This explains football’s ability to draw huge audiences at a time when viewership for almost everything else is fragmenting. This  year’s Super Bowl may break last year’s record as the most watched telecast ever in the US. The three most watched broadcasts in the history of US cable TV all took place earlier this month. They were all college football games on ESPN.

Football is also—more than any other sport—perfectly tailored for advertising, since a game famously contains lots of stoppages, providing ample opportunities for commercial breaks. And blue-chip advertisers can’t get enough of it. In September, when there was serious talk of a consumer boycott of the NFL for its handling of the Ray Rice case, brewing giant Anheuser-Busch sounded a warning to the league. “We are not yet satisfied with the league’s handling of behaviors that so clearly go against our own company culture and moral code,” it said. Other sponsors like Pepsi and McDonald’s voiced similar concerns.

But no-one ceased advertising. This Sunday, the SuperBowl will attract 15 first-time advertisers, the most since 2000. And 30- and 60-second ad spots will command record rates.

The court of popular opinion

This chart probably explains why the advertisers didn’t bolt.

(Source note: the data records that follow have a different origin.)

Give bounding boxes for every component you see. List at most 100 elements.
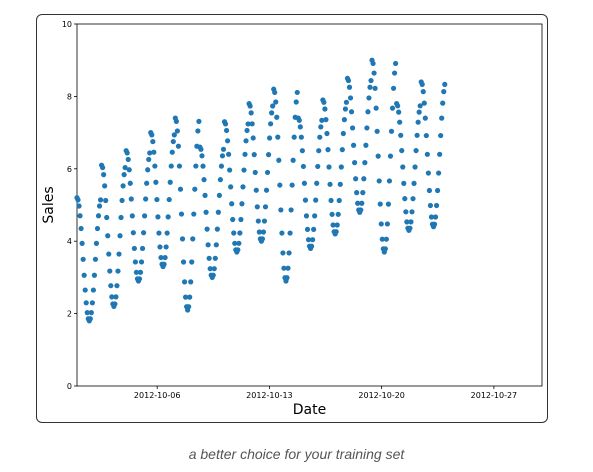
data-point — [399, 148, 404, 153]
data-point — [104, 215, 109, 220]
data-point — [241, 167, 246, 172]
data-point — [84, 300, 89, 305]
data-point — [187, 295, 192, 300]
data-point — [420, 82, 425, 87]
data-point — [205, 227, 210, 232]
data-point — [351, 143, 356, 148]
data-point — [423, 116, 428, 121]
data-point — [393, 61, 398, 66]
data-point — [373, 86, 378, 91]
y-tick-label: 8 — [67, 92, 72, 101]
data-point — [303, 198, 308, 203]
data-point — [254, 188, 259, 193]
data-point — [421, 89, 426, 94]
data-point — [149, 132, 154, 137]
data-point — [82, 273, 87, 278]
data-point — [280, 250, 285, 255]
data-point — [179, 211, 184, 216]
data-point — [371, 70, 376, 75]
data-point — [118, 215, 123, 220]
data-point — [219, 164, 224, 169]
data-point — [314, 181, 319, 186]
data-point — [438, 133, 443, 138]
data-point — [238, 217, 243, 222]
data-point — [77, 213, 82, 218]
y-tick-label: 10 — [62, 20, 72, 29]
data-point — [390, 106, 395, 111]
data-point — [272, 90, 277, 95]
data-point — [132, 246, 137, 251]
data-point — [407, 226, 412, 231]
data-point — [252, 152, 257, 157]
data-point — [408, 219, 413, 224]
data-point — [396, 110, 401, 115]
data-point — [415, 133, 420, 138]
data-point — [315, 164, 320, 169]
data-point — [242, 152, 247, 157]
data-point — [374, 106, 379, 111]
data-point — [193, 163, 198, 168]
data-point — [340, 147, 345, 152]
data-point — [342, 117, 347, 122]
data-point — [295, 90, 300, 95]
data-point — [299, 135, 304, 140]
data-point — [311, 227, 316, 232]
data-point — [266, 152, 271, 157]
data-point — [318, 124, 323, 129]
data-point — [328, 198, 333, 203]
data-point — [214, 242, 219, 247]
data-point — [127, 167, 132, 172]
data-point — [277, 182, 282, 187]
data-point — [250, 121, 255, 126]
data-point — [116, 251, 121, 256]
data-point — [398, 133, 403, 138]
data-point — [346, 78, 351, 83]
data-point — [417, 110, 422, 115]
data-point — [395, 103, 400, 108]
data-point — [385, 221, 390, 226]
data-point — [125, 150, 130, 155]
data-point — [370, 61, 375, 66]
data-point — [286, 250, 291, 255]
data-point — [152, 163, 157, 168]
data-point — [388, 154, 393, 159]
data-point — [133, 259, 138, 264]
data-point — [98, 197, 103, 202]
data-point — [114, 283, 119, 288]
data-point — [253, 170, 258, 175]
data-point — [290, 182, 295, 187]
data-point — [416, 120, 421, 125]
data-point — [190, 236, 195, 241]
data-point — [364, 125, 369, 130]
data-point — [432, 222, 437, 227]
data-point — [212, 266, 217, 271]
data-point — [105, 233, 110, 238]
data-point — [88, 316, 93, 321]
data-point — [344, 100, 349, 105]
y-axis-ticks: 0 2 4 6 8 10 — [62, 20, 77, 391]
data-point — [206, 242, 211, 247]
data-point — [403, 209, 408, 214]
data-point — [174, 119, 179, 124]
data-point — [180, 236, 185, 241]
data-point — [198, 147, 203, 152]
data-point — [261, 229, 266, 234]
data-point — [129, 196, 134, 201]
data-point — [310, 237, 315, 242]
data-point — [76, 203, 81, 208]
data-point — [347, 85, 352, 90]
x-tick-label: 2012-10-20 — [358, 391, 405, 400]
data-point — [440, 101, 445, 106]
data-point — [97, 203, 102, 208]
data-point — [89, 310, 94, 315]
data-point — [177, 163, 182, 168]
data-point — [168, 180, 173, 185]
data-point — [291, 158, 296, 163]
data-point — [217, 193, 222, 198]
data-point — [189, 259, 194, 264]
x-tick-label: 2012-10-13 — [246, 391, 293, 400]
data-point — [276, 158, 281, 163]
data-point — [200, 164, 205, 169]
data-point — [203, 210, 208, 215]
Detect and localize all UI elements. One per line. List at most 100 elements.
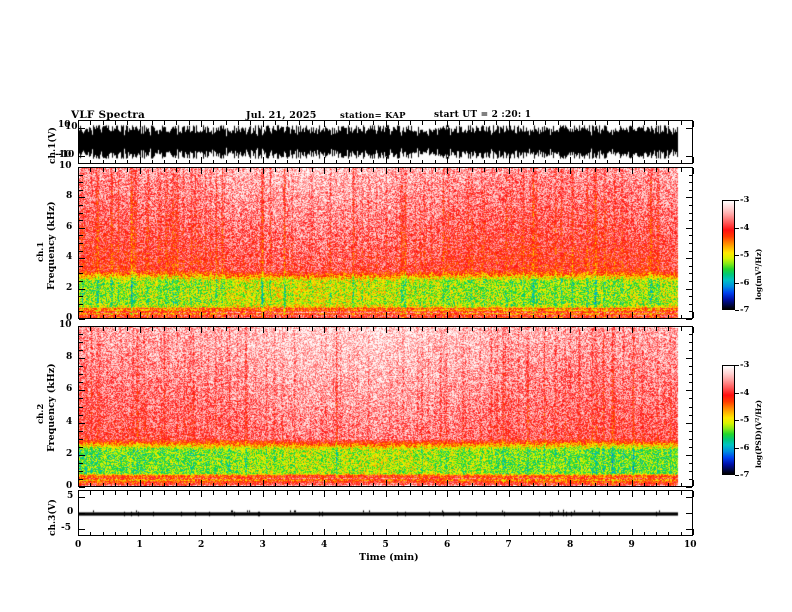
xtick-ch1wave — [509, 157, 510, 163]
ch3-ytick — [686, 513, 692, 514]
xtick-ch2spec — [238, 327, 239, 331]
ch3-ytick — [686, 529, 692, 530]
xtick-ch3wave — [447, 491, 448, 497]
xtick-ch1spec — [238, 314, 239, 318]
xtick-ch2spec — [435, 327, 436, 331]
xtick-ch2spec — [582, 327, 583, 331]
ch1-ytick — [688, 190, 692, 191]
xtick-ch1spec — [693, 312, 694, 318]
xtick-ch1spec — [164, 314, 165, 318]
colorbar-tick-label: -3 — [740, 195, 750, 205]
xtick-ch1spec — [496, 168, 497, 172]
xtick-ch2spec — [336, 327, 337, 331]
ch2-ytick — [688, 366, 692, 367]
xtick-ch1wave — [607, 121, 608, 125]
ch2-ytick — [686, 326, 692, 327]
xtick-ch2spec — [152, 327, 153, 331]
xtick-ch3wave — [545, 491, 546, 495]
xtick-ch2spec — [201, 480, 202, 486]
xtick-ch2spec — [140, 480, 141, 486]
ch1-ytick — [688, 296, 692, 297]
xtick-ch2spec — [521, 482, 522, 486]
xtick-ch3wave — [287, 531, 288, 535]
colorbar-ch1-label: log(mV²/Hz) — [754, 248, 763, 300]
xtick-ch3wave — [336, 531, 337, 535]
xtick-ch1spec — [595, 314, 596, 318]
xtick-ch2spec — [312, 327, 313, 331]
xtick-ch2spec — [361, 482, 362, 486]
xtick-ch3wave — [545, 531, 546, 535]
xtick-ch1spec — [189, 314, 190, 318]
xtick-ch2spec — [484, 482, 485, 486]
ch1-y-tick-label-6: 6 — [66, 221, 73, 232]
xtick-ch2spec — [226, 327, 227, 331]
xtick-ch3wave — [533, 531, 534, 535]
xtick-ch1wave — [226, 159, 227, 163]
xtick-ch3wave — [127, 531, 128, 535]
xtick-ch3wave — [410, 491, 411, 495]
ch2-ytick — [79, 471, 83, 472]
ch2-ytick — [79, 398, 83, 399]
xtick-ch1spec — [226, 168, 227, 172]
xtick-ch3wave — [668, 531, 669, 535]
xtick-ch1wave — [324, 157, 325, 163]
xtick-ch1spec — [78, 312, 79, 318]
xtick-ch1spec — [78, 168, 79, 174]
xtick-ch1wave — [484, 121, 485, 125]
xtick-ch1spec — [263, 312, 264, 318]
xtick-ch2spec — [496, 327, 497, 331]
xtick-ch1wave — [447, 157, 448, 163]
colorbar-tick-label: -4 — [740, 388, 750, 398]
xtick-ch3wave — [78, 529, 79, 535]
xtick-ch1wave — [127, 121, 128, 125]
xtick-ch1wave — [373, 121, 374, 125]
xtick-ch2spec — [127, 482, 128, 486]
xtick-ch3wave — [496, 491, 497, 495]
xtick-ch1spec — [484, 314, 485, 318]
colorbar-tick — [735, 420, 739, 421]
xtick-ch1spec — [496, 314, 497, 318]
xtick-ch3wave — [521, 531, 522, 535]
xtick-ch1spec — [115, 314, 116, 318]
xtick-ch3wave — [176, 491, 177, 495]
x-tick-label-2: 2 — [198, 540, 205, 550]
ch1-ytick — [79, 273, 83, 274]
colorbar-tick — [735, 448, 739, 449]
ch2-y-tick-label-8: 8 — [66, 352, 73, 363]
xtick-ch2spec — [545, 327, 546, 331]
xtick-ch3wave — [226, 531, 227, 535]
xtick-ch3wave — [349, 531, 350, 535]
xtick-ch1spec — [127, 314, 128, 318]
xtick-ch1wave — [386, 121, 387, 127]
ch2-ytick — [688, 350, 692, 351]
ch3-y-tick-label: -5 — [61, 523, 71, 533]
ch2-ytick — [688, 342, 692, 343]
xtick-ch2spec — [349, 482, 350, 486]
ch1-waveform-trace — [79, 121, 692, 163]
x-tick-label-4: 4 — [321, 540, 328, 550]
ch2-ytick — [79, 358, 85, 359]
ch1-ytick — [79, 251, 83, 252]
xtick-ch1wave — [287, 121, 288, 125]
ch2-ytick — [79, 455, 85, 456]
xtick-ch1wave — [410, 159, 411, 163]
xtick-ch3wave — [472, 491, 473, 495]
xtick-ch3wave — [250, 491, 251, 495]
x-tick-label-9: 9 — [628, 540, 635, 550]
xtick-ch1spec — [656, 168, 657, 172]
xtick-ch2spec — [558, 482, 559, 486]
ch1-ytick — [79, 296, 83, 297]
x-tick-label-7: 7 — [505, 540, 512, 550]
xtick-ch1wave — [398, 121, 399, 125]
ch2-ytick — [79, 407, 83, 408]
xtick-ch2spec — [422, 327, 423, 331]
ch1-ytick — [686, 167, 692, 168]
xtick-ch1spec — [398, 314, 399, 318]
xtick-ch1spec — [545, 314, 546, 318]
xtick-ch3wave — [435, 491, 436, 495]
xtick-ch3wave — [656, 531, 657, 535]
xtick-ch1wave — [410, 121, 411, 125]
xtick-ch3wave — [115, 531, 116, 535]
colorbar-tick — [735, 393, 739, 394]
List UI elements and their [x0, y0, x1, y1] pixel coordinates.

The consumer perception of the NFL plummeted as the Ray Rice scandal took hold, research from YouGov, a market-research agency, shows. But as the season wore on, people seemed to forget or blank out the off-field drama and started to focus on the games again. After a few classic playoff matches, the NFL’s perception had rebounded sharply (although YouGov points out, it’s well below where it was this time a year ago).

Football has become so important to the TV industry and so perfect a vehicle for advertisers that you get the feeling that it would take something truly, unfathomably catastrophic for it to to collapse. Michael Lewis, an associate professor of marketing at Emory University, compares America’s fervent support for football to partisan politics. “Look at people who identify as Republicans or Democrats and how they react to a scandal within their own party,” he tells Quartz. “There are some folks for the current president, it doesn’t matter what he does, Obama is going to be their guy. It’s exactly what would have happened with George Bush a decade ago.”

According to Lewis, the NFLs brand is almost unbreakable. But not completely.  ”I think the only way the NFL could find itself in a problem is if something happened to the on-field product,” he says. “Something meaningful, a corruption of the game.” An endemic match-fixing problem, or widespread performance-enhancing drug abuse, perhaps.

Derek Thompson, from our sister site The Atlantic, has a completely unscientific, yet still compelling alternative theory about what might be going on. He thinks the league might be accumulating invisible damage, which at some point, might cause it to collapse. “You can’t see football’s moral disintegration if you just look at the numbers,” he recently wrote. “But that doesn’t prove that fans don’t care. Maybe they’re just starting to think.”

The endgame

American football has experienced at least one serious existential crisis before. In 1905, amid repeated deaths and rising unrest over player safety, then president Teddy Roosevelt convened a summit at the White House to make it safer. But those were different days, when government was more trusted. It’s hard to imagine today’s administrations intervening in something that’s both a national pastime and a massive industry.

It seems blindingly obvious to an outsider like me (I did not grow up in the US) that the very equipment designed to protect players—helmets—are a big part of the on-field violence problem. They give players a false sense of security, and are even used as weapons (as players charge into each other head first, rather than tackle with arms and shoulders). There are signs that this might someday be addressed: The NFL has been looking at ways to make helmets more shock-absorbent, and various researchers are looking at other ways to make them safer. Yet if Lewis’s analogy with partisan politics is correct, then maybe that won’t happen. Doing so might be the NFL equivalent of a Republican raising taxes.

If safety doesn’t improve, one way football could decline is if both pro and college football are swamped by lawsuits. Eventually, the game could become uninsurable, and the economics will no longer stack up. (This scenario was explored by the economists Kevin Grier and Tyler Cowen for Grantland in 2009). Or perhaps it will become “ghettoized”, as Gladwell put it, advertisers will retreat, and it will all come crashing down. Maybe the glaring lack of appeal of football outside of the US will prove its Achilles heel; or maybe, as Mark Cuban, the media magnate and basketball team owner has suggested, over-saturation in the US will be its undoing.

Maybe.

In any case, if like millions of Americans, you tune into NBC on Sunday evening to watch the big game, to see Katy Perry performing during halftime, or even for the commercials, the idea that football could fall off the map anytime soon will seem far-fetched, at best.